Camila Vallejo, presidenta de la FECH, planteó que “debiese ser la ciudadanía la que realmente responda si quiere un sistema de educación público, gratuito y de calidad.”
Sostuvo que si la clase política, tanto el gobierno como el poder legislativo, no son capaces de resolver la crisis por la que atraviesa la educación, entonces “debe convocarse a un referendo. El pueblo debiera también ser consultado si quiere una Asamblea Constituyente y si quiere renacionalizar los recursos naturales y que las grandes empresas paguen impuestos y financien la educación y la salud”.
A primera vista la idea pareciera estar bien inspirada en valores democráticos. Parece una idea participativa e incluso progresista. Sin embargo, en la práctica esta idea podría convertirse en un riesgo para la democracia. Se trata de un instrumento que fácilmente podría derivar en un ensayo populista por parte de quienes lo implementan. Un plebiscito podría incluso terminar perjudicando a las mayorías y beneficiando a las minorías.
No pongo en duda que la democracia se vincula con el gobierno de las mayorías. Aquello no es el tema. El problema se relaciona con el mecanismo para hacer efectiva esta participación. A grandes rasgos, existen tres grandes opciones.

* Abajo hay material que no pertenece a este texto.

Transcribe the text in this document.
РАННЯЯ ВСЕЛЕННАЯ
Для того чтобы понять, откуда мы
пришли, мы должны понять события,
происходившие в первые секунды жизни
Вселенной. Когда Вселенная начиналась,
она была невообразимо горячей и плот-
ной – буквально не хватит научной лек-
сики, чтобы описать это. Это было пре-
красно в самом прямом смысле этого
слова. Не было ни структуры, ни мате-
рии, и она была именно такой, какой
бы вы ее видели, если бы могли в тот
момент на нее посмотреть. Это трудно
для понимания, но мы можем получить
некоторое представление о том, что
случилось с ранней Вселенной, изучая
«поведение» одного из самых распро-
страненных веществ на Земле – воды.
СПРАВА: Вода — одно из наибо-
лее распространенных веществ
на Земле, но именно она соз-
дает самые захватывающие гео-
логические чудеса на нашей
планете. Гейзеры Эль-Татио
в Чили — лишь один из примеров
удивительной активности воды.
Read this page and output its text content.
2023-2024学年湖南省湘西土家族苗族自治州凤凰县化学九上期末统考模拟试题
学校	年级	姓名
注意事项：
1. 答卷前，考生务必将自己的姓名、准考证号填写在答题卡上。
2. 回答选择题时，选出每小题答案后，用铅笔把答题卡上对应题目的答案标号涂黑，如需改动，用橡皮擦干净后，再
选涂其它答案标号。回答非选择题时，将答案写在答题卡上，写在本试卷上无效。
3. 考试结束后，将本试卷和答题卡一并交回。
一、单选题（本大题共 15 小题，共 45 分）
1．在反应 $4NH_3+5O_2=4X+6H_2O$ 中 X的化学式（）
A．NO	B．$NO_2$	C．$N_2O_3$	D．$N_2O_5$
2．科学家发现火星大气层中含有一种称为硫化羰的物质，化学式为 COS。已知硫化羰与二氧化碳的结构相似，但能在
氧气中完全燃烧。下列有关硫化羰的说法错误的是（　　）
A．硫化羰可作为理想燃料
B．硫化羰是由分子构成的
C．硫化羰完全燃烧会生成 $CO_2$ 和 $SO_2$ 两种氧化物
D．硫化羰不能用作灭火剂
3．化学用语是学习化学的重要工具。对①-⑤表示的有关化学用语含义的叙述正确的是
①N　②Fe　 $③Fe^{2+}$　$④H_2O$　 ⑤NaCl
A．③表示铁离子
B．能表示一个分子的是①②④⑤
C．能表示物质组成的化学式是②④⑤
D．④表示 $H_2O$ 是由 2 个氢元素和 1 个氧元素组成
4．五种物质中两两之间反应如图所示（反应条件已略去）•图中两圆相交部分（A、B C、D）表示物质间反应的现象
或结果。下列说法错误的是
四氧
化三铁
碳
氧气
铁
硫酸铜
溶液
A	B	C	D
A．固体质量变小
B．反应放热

En la primera, le correspondería al propio poder Ejecutivo a nivel nacional o local la definición de los temas a consultar, el tipo de interrogante y la fecha de convocatoria. Es este el escenario más peligroso por cuanto la autoridad tiene todos los instrumentos para definir qué, cómo y cuándo consultar a la ciudadanía.
Un plebiscito puede convertirse fácilmente en un instrumento de poder de la máxima autoridad para viabilizar su propia agenda política.
Una segunda opción es generar instancias de consulta ciudadana cuando existe un conflicto entre el Ejecutivo y Legislativo, que es lo que hoy existe en la Constitución. No obstante, dicha figura se aplica hoy sólo en casos de reformas constitucionales y se faculta al Presidente para realizar la convocatoria. Por ejemplo, no se contempla que un organismo autónomo defina la forma en que se consultará, ni tampoco el momento en que se realizará la consulta.
Una tercera opción es lo que se denomina “democracia desde abajo”, esto es, la posibilidad que ante leyes aprobadas por el Congreso o la organización ciudadana a partir de la recolección de firmas, se active un mecanismo para la consulta ciudadana, sea esta de tipo local o nacional. En este caso se busca incentivar la organización social en torno a temas específicos, acercándose más al ideal de democracia deliberativa o ciudadana.
En síntesis, importa mucho saber quién activa el mecanismo (¿desde arriba o desde abajo?).
Importa conocer quién definirá la pregunta (¿El Presidente o un cuerpo colegiado autónomo?).
Importa saber el momento en que se producirá la consulta (¿En año electoral?).
Importa conocer los ámbitos en que se preguntará (¿se puede preguntar sobre cualquier tema o se excluyen algunos, por ejemplo, la pena de muerte?).
Finalmente, importa conocer el efecto de la decisión (¿Será vinculante o no?).
La democracia plebiscitaria donde se le otorga al Presidente (o al alcalde) la posibilidad de convocar a un plebiscito sobre cualquier tema de interés ciudadano implica un riesgo cierto de concentración y manipulación de poder. De ahí que otros sistemas políticos han diseñado instrumentos algo más complejos pero que buscan precisamente atenuar la tentación populista.
Así, sostengo que antes que pensar en facultar al Presidente para convocar a un plebiscito, sería mucho más atingente promover otras formas de participación ciudadana; aquellas donde la ciudadanía tiene mayor autonomía para decidir el qué, el cómo y cuándo consultar.